Restrictions on Authorizations When Service Timely Rendered; Timely Notification of Prior Authorization or Adverse Determination; Notification Time for Prior Authorization or Adverse Determination; Honoring of Prior Authorizations; Noncompliance Resulting in Automatic Authorization
See the bold text below:
Retroactive Denial
Section 33-46-23. Restrictions on Authorizations When Service Timely Rendered
If initial healthcare services are performed within 45 business days of approval of prior authorization, the insurer shall not revoke, limit, condition, or restrict such authorization, unless such prior authorization is for a Schedule II controlled substance or there is a billing error, fraud, material misrepresentation, or loss of coverage.
State Medical Necessity Decisions-Deadlines
Section 33-46-26. Timely Notification of Prior Authorization or Adverse Determination
Effective January 1, 2022, until December 31, 2022, if an insurer requires prior authorization of a healthcare service, a private review agent or utilization review entity shall notify the covered person’s healthcare provider, or such provider’s appropriately qualified designee, of any prior authorization or adverse determination within 15 calendar days of obtaining all necessary information to make such authorization or adverse determination. Effective January 1, 2023, if an insurer requires prior authorization of a healthcare service, a private review agent or utilization review entity shall notify the covered person’s healthcare provider, or such provider’s appropriately qualified designee, of any prior authorization or adverse determination within 7 calendar days of obtaining all necessary information to make such authorization or adverse determination.
Section 33-46-27. Notification Time for Prior Authorization or Adverse Determination
A private review agent or utilization review entity shall render a prior authorization or adverse determination concerning urgent healthcare services and notify such person’s healthcare provider, or such provider’s appropriately qualified designee, of that prior authorization or adverse determination no later than 72 hours after receiving all information needed to complete the review of the requested healthcare services.
Section 33-46-28. Honoring of Prior Authorizations
(a) Upon receipt of information documenting a prior authorization from a covered person or from a covered person’s healthcare provider, a private review agent or utilization review entity, for at least the initial 30 days of such person’s new coverage, shall honor a prior authorization for a covered healthcare service granted to him or her from a previous private review agent or utilization review entity even if approval criteria or products of a healthcare plan have changed or such person is covered under a new healthcare plan, so long as the former criteria, products, or plans are not binding upon a new insurer.

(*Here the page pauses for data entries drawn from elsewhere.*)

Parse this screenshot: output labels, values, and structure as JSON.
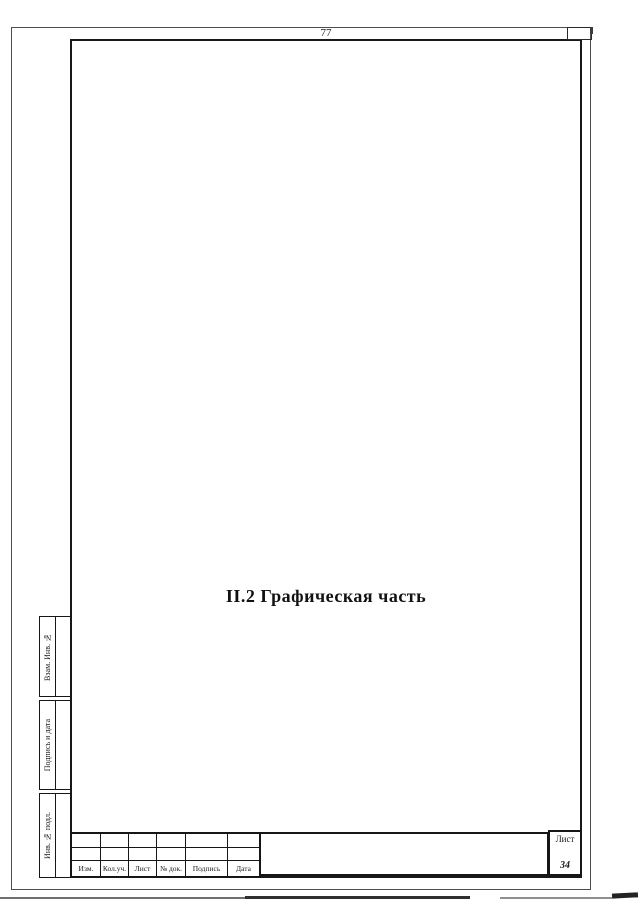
{
  "page": {
    "top_page_number": "77",
    "title": "II.2 Графическая часть"
  },
  "side_column": {
    "labels": [
      "Взам. Инв. №",
      "Подпись и дата",
      "Инв. № подл."
    ]
  },
  "title_block": {
    "columns": [
      "Изм.",
      "Кол.уч.",
      "Лист",
      "№ док.",
      "Подпись",
      "Дата"
    ],
    "sheet_label": "Лист",
    "sheet_number": "34"
  },
  "colors": {
    "paper": "#ffffff",
    "frame_line": "#181818",
    "outer_border_line": "#4d4d4d",
    "text": "#1a1a1a"
  }
}
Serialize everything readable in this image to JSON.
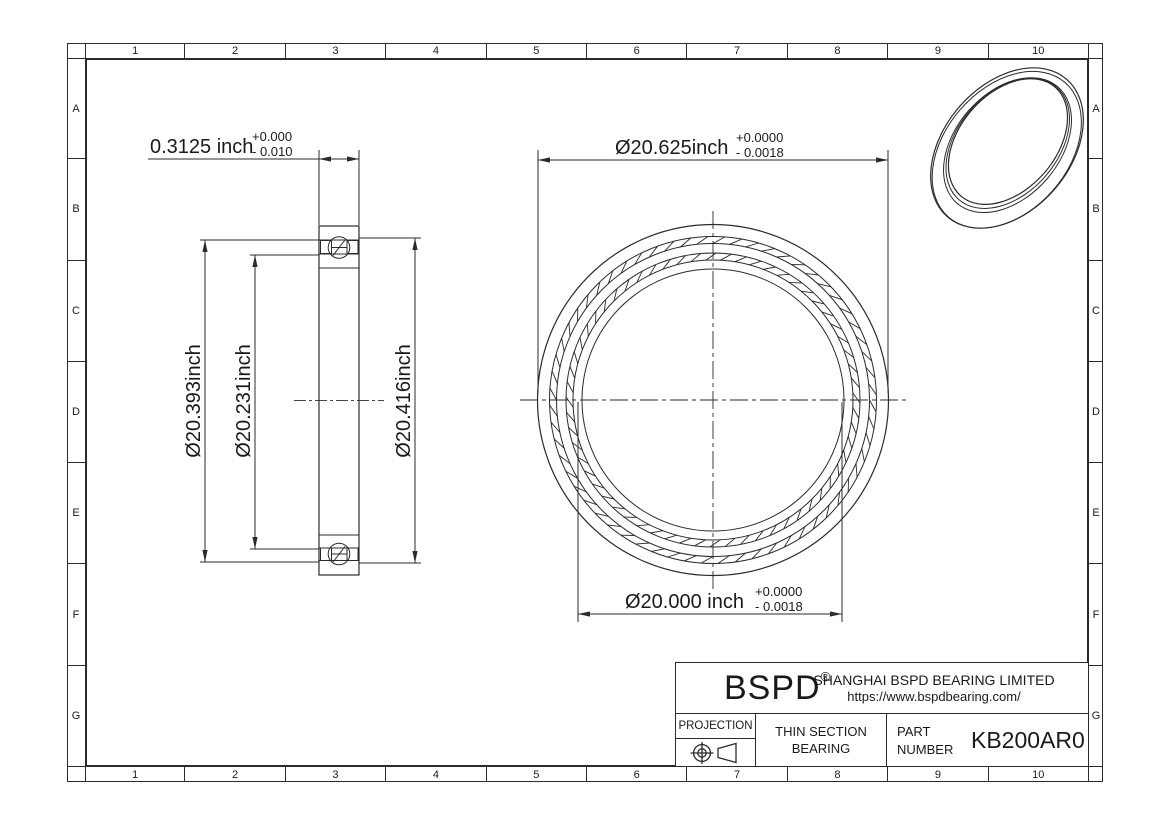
{
  "sheet": {
    "grid_columns": [
      "1",
      "2",
      "3",
      "4",
      "5",
      "6",
      "7",
      "8",
      "9",
      "10"
    ],
    "grid_rows": [
      "A",
      "B",
      "C",
      "D",
      "E",
      "F",
      "G"
    ]
  },
  "dimensions": {
    "section_width": {
      "value": "0.3125 inch",
      "tol_upper": "+0.000",
      "tol_lower": "- 0.010"
    },
    "outer_diameter": {
      "value": "Ø20.625inch",
      "tol_upper": "+0.0000",
      "tol_lower": "- 0.0018"
    },
    "bore_diameter": {
      "value": "Ø20.000 inch",
      "tol_upper": "+0.0000",
      "tol_lower": "- 0.0018"
    },
    "outer_race_diameter": "Ø20.393inch",
    "inner_race_diameter": "Ø20.231inch",
    "outer_land_diameter": "Ø20.416inch"
  },
  "title_block": {
    "logo": "BSPD",
    "registered_mark": "®",
    "company_name": "SHANGHAI BSPD BEARING LIMITED",
    "website": "https://www.bspdbearing.com/",
    "projection_label": "PROJECTION",
    "product_type_line1": "THIN SECTION",
    "product_type_line2": "BEARING",
    "part_label_line1": "PART",
    "part_label_line2": "NUMBER",
    "part_number": "KB200AR0"
  },
  "colors": {
    "line": "#2b2b2b",
    "background": "#ffffff"
  }
}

(b) During the time period described in subsection (a) of this Code section, a private review agent or utilization review entity may perform its own review to grant a prior authorization.
(c) If there is a change in coverage of, or approval criteria for, a previously authorized healthcare service, the change in coverage or approval criteria shall not affect a covered person who received prior authorization before the effective date of such change for the remainder of the covered person’s plan year so long as such person remains covered by the same insurer.
(d) A private review agent or utilization review entity shall continue to honor a prior authorization it has granted to a covered person in accordance with this Code section.
Section 33-46-29. Noncompliance Resulting in Automatic Authorization
Each violation by a private review agent or utilization review entity of deadline or other requirements specified in this chapter shall result in the automatic authorization of healthcare services under review by such private review agent or utilization review entity if such noncompliance is related to such services. Notwithstanding the foregoing, noncompliance based on a de minimis violation that does not cause, or is not likely to cause, prejudice or harm to the covered person shall not result in the automatic authorization of such healthcare services, so long as the insurer demonstrates that the violation occurred due to good cause or due to matters beyond the control of the insurer and that such violation occurred in the context of an ongoing good faith exchange of information between the insurer and the covered person, or, if applicable, the covered person’s healthcare provider or authorized representative.